Re: minutes: IO VIsor TSC and Dev members call


John Fastabend
 

On 16-03-03 12:48 PM, Jesper Dangaard Brouer wrote:
On Thu, 3 Mar 2016 10:12:27 -0800
Alexei Starovoitov <alexei.starovoitov@...> wrote:

On Thu, Mar 3, 2016 at 1:57 AM, Jesper Dangaard Brouer via iovisor-dev
<iovisor-dev@...> wrote:
On Wed, 2 Mar 2016 22:28:42 -0800
Brenden Blanco <bblanco@...> wrote:

Thanks all for joining today,

We had a very interesting session focused entirely on XDP (express data
path), a new initiative to improve packet processing performance in the
linux kernel. The details will best be covered by the slides, which I'll be
sure to bug Tom to get a copy of to share, so I won't make the situation
worse by sharing my possibly erroneous notes.

In a nutshell, the goal is to give the low level driver architecture of the
kernel some TLC, improving PPS and BPFifying it.

Some early prototypes are already in the works!
I'm doing my usual benchmark driven development. Which means I'm
currently benchmarking the lowest RX layer of the drivers and just
dropping packets inside the driver.

Current results from driver:mlx4 (40Gbits/s) indicate that interacting
with the page-allocator is costing us 30% overhead.

The performance goals are:
20M pps per-cpu drop rate
14M pps per-cpu forwarding rate
100Gbps per-cpu GRO
Driver: mlx4 early drop tests
- 6 Mpps => SKB drop (just calling dev_kfree_skb)
* (main overhead is first cache-miss on pkt-data hdr)
- 14.5 Mpps => Driver drop before SKB alloc, no-pkt-data touched
* main overhead 30% is page-allocator related
awesome. that's a great baseline.

- 20 Mpps => MAX bound, if removing all 30% page-alloc overhead
* this just upper possible bound... stop tuning when getting close to this

The mlx4 driver already implements it's own page-allocator-cache, but
does not do proper recycling.

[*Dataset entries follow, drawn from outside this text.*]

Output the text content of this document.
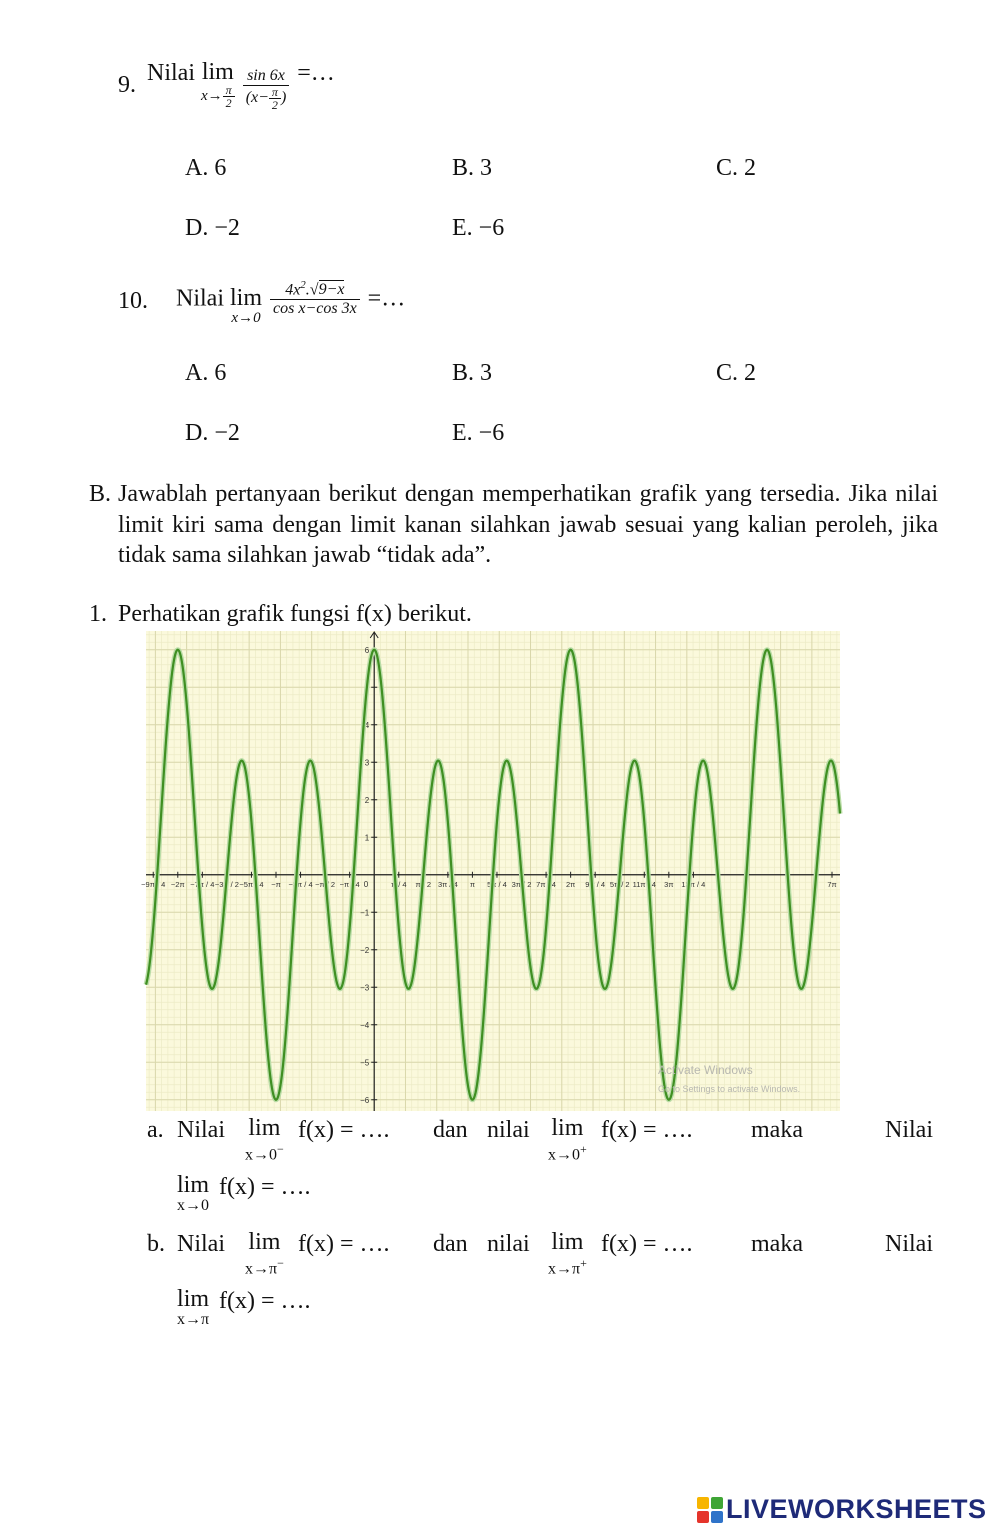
9. Nilai lim
$x\to \frac{\pi}{2}$
$\frac{\sin 6x}{(x- \frac{\pi}{2} )}$ =…
A. 6	B. 3	C. 2
D. −2	E. −6
10. Nilai lim
x→0
$\frac{4x^2.√9-x}{\text{cos x−cos 3x}}$ =…
A. 6	B. 3	C. 2
D. −2	E. −6
B. Jawablah pertanyaan berikut dengan memperhatikan grafik yang tersedia. Jika nilai limit kiri sama dengan limit kanan silahkan jawab sesuai yang kalian peroleh, jika tidak sama silahkan jawab “tidak ada”.
1. Perhatikan grafik fungsi f(x) berikut.
6
5
4
3
2
1
−1
−2
−3
−4
−5
−6
−9π / 4 −2π −7π / 4 −3π / 2 −5π / 4 −π −3π / 4 −π / 2 −π / 4 0	π / 4 π / 2 3π / 4 π 5π / 4 3π / 2 7π / 4 2π 9π / 4 5π / 2 11π / 4 3π 13π / 4	7π
Activate Windows
Go to Settings to activate Windows.
a. Nilai lim
x→0−
f(x) = …. dan nilai lim
x→0+
f(x) = …. maka	Nilai
lim
x→0
f(x) = ….
b. Nilai lim
x→π−
f(x) = …. dan nilai lim
x→π+
f(x) = …. maka	Nilai
lim
x→π
f(x) = ….
LIVEWORKSHEETS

I want us to implement a more generic
page-allocator-cache that drivers can use, and that support recycling.
I think the next step here is to make mlx4 to recycle
pages and rx descriptors on its own. Later we can generalize it
into something that other drivers can use. Right now
I'd try to get to maximum possible drop rate with
minimal changes.
Yes, but we might as well start up with making the allocator hacks in
mlx4 more generic, when adding recycle. But still keep them locally in
that file.


Or, we're talking about benchmarking MLX4_EN_FLAG_RX_FILTER_NEEDED
That's the place where we plan to add XDP hook.
Almost.
I had some issue with benchmarking just before MLX4_EN_FLAG_RX_FILTER_NEEDED.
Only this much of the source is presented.